As with Brexit, the nature of the campaign has sickened me. Policy debate was pushed far out of the limelight, in favour of mud-slinging, insults, and fear-mongering on both sides. The result in both nations, so far, has been a climate of prejudice, hate and even violence. In the U.K, we had a surge of hate crimes targeted at immigrants, and more recently a savage tabloid attack on members of the judiciary for – ironically – upholding British constitutional law. Unfortunately, the language of many Remainers was not much better at times, vindictively degrading Brexiteers and denying the democratic result of the vote. In the U.S, already there has been rioting and violent protests at the election of Mr Trump. As much as I sympathise with the sentiment, I cannot agree with the violence of the protestors. It makes a mockery of the decent, democratic ideals I as a liberal believe in. Hate, anger and fear led to Mr Trump being elected; his opponents cannot let themselves be overcome with the same, no matter how tempting.
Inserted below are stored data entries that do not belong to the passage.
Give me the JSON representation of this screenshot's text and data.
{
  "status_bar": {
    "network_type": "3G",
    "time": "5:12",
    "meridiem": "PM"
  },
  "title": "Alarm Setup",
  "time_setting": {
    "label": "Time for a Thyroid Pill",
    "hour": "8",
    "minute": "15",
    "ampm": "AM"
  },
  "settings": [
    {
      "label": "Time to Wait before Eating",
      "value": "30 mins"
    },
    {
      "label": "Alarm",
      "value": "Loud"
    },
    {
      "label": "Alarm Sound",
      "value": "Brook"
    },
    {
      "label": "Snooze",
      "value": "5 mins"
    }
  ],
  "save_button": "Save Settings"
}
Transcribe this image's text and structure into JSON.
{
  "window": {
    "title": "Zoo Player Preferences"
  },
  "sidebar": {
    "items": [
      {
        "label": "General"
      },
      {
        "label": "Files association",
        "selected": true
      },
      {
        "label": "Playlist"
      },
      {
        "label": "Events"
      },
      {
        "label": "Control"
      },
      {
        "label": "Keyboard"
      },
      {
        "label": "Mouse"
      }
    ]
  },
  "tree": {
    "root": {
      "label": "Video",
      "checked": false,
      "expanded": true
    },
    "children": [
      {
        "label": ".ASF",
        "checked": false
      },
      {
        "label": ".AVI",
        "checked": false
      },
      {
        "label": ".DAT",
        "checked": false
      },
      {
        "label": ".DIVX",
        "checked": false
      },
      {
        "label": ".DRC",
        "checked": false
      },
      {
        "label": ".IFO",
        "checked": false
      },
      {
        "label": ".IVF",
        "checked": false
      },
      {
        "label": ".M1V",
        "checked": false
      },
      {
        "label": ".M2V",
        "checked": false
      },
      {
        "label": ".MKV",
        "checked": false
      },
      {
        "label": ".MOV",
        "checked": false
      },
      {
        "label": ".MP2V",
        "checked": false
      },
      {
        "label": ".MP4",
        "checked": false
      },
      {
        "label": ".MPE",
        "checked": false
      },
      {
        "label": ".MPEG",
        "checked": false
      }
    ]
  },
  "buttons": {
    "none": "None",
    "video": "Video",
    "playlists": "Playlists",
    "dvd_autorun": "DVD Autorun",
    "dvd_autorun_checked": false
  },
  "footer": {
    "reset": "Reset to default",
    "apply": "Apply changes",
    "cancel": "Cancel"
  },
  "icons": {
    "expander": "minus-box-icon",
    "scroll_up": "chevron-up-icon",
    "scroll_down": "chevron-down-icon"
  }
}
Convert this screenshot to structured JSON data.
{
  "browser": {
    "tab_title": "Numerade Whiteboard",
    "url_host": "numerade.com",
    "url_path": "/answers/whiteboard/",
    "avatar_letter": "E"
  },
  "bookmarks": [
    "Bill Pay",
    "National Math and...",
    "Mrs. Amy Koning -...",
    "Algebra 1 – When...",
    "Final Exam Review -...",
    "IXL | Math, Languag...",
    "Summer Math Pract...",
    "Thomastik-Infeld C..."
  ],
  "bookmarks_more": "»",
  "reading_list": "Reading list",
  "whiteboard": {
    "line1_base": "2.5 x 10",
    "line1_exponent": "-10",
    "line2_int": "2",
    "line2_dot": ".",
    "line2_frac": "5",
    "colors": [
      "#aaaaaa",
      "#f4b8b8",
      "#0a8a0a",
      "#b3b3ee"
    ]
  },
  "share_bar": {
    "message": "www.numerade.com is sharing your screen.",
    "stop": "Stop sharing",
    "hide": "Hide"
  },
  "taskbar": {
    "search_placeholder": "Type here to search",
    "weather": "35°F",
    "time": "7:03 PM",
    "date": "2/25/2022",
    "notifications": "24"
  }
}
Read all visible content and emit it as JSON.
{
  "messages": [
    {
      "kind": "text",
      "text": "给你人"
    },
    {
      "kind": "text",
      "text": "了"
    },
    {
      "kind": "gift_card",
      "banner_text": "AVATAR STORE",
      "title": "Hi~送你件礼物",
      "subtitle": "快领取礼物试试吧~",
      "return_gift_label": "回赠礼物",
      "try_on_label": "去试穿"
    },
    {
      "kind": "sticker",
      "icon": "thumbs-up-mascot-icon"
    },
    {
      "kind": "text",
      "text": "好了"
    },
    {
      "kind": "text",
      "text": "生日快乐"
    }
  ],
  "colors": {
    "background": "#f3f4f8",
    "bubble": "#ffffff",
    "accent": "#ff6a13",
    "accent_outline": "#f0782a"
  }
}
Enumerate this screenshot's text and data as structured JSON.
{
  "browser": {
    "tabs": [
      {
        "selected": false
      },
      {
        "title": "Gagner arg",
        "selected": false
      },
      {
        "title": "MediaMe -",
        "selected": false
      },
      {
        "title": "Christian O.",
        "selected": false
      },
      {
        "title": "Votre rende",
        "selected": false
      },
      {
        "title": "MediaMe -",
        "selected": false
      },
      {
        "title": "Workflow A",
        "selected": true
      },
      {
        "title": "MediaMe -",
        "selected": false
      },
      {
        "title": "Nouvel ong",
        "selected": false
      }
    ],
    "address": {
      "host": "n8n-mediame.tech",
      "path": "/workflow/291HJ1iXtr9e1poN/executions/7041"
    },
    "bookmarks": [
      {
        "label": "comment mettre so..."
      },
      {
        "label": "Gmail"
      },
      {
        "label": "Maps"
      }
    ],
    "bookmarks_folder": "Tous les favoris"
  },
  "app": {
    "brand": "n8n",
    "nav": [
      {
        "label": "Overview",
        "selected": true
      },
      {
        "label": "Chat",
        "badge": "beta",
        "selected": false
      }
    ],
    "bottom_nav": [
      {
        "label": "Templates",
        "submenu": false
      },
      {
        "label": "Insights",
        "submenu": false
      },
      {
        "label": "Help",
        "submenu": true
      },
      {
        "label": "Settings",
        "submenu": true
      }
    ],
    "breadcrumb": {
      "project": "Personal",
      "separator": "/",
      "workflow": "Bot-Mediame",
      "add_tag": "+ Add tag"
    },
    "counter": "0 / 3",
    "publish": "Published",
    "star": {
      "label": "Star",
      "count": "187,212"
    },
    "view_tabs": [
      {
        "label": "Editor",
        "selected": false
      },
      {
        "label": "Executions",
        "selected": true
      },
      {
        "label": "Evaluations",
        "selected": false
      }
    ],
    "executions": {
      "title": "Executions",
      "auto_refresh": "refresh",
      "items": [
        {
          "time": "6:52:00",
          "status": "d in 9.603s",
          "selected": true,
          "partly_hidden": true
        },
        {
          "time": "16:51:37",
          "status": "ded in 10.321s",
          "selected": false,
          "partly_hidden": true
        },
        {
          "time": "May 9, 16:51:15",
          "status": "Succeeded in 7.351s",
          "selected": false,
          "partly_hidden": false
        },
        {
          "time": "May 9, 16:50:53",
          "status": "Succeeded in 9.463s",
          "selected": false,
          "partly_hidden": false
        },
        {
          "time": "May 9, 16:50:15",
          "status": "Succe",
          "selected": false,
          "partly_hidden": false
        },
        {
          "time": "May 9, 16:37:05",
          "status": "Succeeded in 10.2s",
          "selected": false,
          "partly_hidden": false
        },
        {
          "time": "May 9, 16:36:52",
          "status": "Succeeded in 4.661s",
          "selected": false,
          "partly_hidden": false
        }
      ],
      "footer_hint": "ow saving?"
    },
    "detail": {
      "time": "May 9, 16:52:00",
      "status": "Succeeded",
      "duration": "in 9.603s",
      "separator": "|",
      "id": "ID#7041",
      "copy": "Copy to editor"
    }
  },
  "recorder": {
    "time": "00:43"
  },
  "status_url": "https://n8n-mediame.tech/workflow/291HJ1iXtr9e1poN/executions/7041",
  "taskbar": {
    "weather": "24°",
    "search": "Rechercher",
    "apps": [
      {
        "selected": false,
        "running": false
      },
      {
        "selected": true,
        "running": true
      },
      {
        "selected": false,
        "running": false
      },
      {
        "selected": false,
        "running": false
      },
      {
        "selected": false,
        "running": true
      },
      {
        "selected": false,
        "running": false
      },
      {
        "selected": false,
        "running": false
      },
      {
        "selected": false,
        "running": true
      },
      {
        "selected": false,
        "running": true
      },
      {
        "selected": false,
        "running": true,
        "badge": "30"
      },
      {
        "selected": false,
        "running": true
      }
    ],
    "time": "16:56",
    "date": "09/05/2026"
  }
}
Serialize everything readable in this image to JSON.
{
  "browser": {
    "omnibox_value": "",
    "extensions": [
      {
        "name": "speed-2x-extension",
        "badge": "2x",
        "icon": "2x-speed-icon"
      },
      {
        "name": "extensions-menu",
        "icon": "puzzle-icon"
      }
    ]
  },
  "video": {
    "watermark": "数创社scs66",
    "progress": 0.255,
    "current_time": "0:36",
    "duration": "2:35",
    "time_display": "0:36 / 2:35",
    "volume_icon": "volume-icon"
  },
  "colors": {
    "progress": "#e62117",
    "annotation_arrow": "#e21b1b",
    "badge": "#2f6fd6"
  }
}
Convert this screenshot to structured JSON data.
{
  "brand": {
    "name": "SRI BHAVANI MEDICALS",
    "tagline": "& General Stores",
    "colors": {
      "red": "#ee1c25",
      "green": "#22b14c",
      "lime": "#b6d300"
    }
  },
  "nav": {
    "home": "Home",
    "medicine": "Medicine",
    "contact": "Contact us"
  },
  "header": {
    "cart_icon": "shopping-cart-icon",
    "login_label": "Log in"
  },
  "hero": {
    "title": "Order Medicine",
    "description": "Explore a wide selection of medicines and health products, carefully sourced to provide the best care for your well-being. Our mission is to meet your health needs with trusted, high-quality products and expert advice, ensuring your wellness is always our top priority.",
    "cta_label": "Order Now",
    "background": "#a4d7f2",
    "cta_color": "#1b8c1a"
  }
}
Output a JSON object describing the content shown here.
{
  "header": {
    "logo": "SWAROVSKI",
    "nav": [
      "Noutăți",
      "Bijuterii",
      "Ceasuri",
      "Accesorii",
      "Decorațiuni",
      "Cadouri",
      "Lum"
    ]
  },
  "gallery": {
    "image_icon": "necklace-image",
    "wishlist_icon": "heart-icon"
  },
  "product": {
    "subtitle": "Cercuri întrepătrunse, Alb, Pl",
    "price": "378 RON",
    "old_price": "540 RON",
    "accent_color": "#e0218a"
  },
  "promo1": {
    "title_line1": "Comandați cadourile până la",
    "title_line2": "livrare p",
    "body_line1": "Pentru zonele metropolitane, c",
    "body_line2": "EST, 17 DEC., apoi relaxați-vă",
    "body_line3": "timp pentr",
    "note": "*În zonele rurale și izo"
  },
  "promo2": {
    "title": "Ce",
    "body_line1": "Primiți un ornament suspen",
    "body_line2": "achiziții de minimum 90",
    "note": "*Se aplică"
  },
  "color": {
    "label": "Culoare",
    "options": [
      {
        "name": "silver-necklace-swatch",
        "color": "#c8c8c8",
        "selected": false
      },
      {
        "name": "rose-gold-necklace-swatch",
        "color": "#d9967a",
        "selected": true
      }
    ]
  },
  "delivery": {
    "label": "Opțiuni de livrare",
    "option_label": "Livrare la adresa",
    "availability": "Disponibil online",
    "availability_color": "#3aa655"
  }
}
As much as I could go on, I will not. I wish I could end this piece on a positive note, but I cannot at this present time. Now I look in fear to 2017. Why? Firstly, we have the ascension of Mr. Trump to the White House and probable introduction of illiberal, isolationist policy, affecting the rest of the world hugely on issues ranging from climate change to security. Secondly, the upcoming wave of important elections in Europe, including France and the Netherlands, where illiberal populist parties are high in the polls and likely to cause further upset. I can only pray that either the rise of illiberal, hate-fuelled sentiment is a short-term phenomenon that will not last long, or that the actions of these figures will not match their rhetoric. I can only hope.